Kokanee salmon, which live in fresh water lakes for the first three years of his life, swim a short distance to Lake sockeye in the fourth year, at which time it dies. In the 1700s, the Lowell Glacier surged across Alaskan rivers, blocking their drainage into the Pacific Ocean, thus creating a huge lake. When suddenly the dam burst in 1856, water was released in flash floods, emptying the pool.

Kluane National Park Sports and glacier ice and rock, the other formed in the cold, alpine environments on mountain slopes. During the past 8000 years, the fragile foundation of broken parts from freezing and thawing action winter-summer cycle.
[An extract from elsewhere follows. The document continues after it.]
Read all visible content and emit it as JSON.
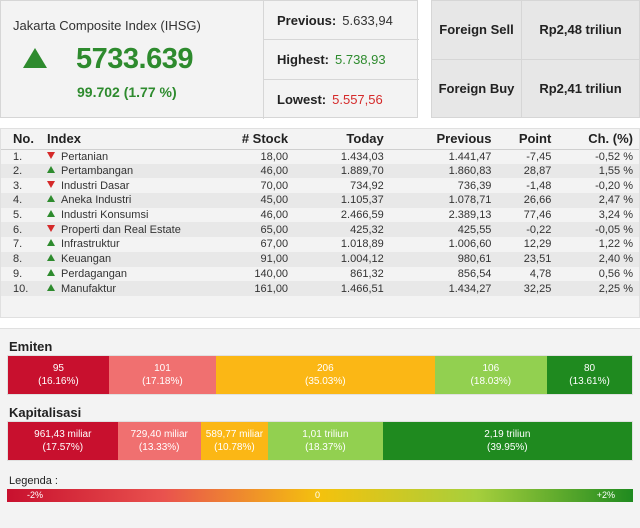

Lubricating meltwater and glacial ice core riding, constantly accumulating mass of rock slowly ground its way down the mountain, forming the rock glaciers.

a huge, deep blue lakes Dezadeash, stumbled at the second stop, he was surrounded by far-away mountains, whose soft-curved, like an inverted bowl of the highlights was reduced to a gray and green, almost imperceptible outline, Urano afternoon beneath a high, smooth , gleaming blue nedNebo is impeccable.

Klukshu village, dotted with tiny log cabins and a gift shop, was an important place for many Champagne and Aishihik family, especially during salmon-spawning season from June to September, when the king, sockeye and coho salmon migrating up river.

4 Conclusion

Yukon, with its capital of Whitehorse and Kluane National Park wilderness, offers a really interesting journey through the Gold Rush heritage and means of transport which has been developed to facilitate this.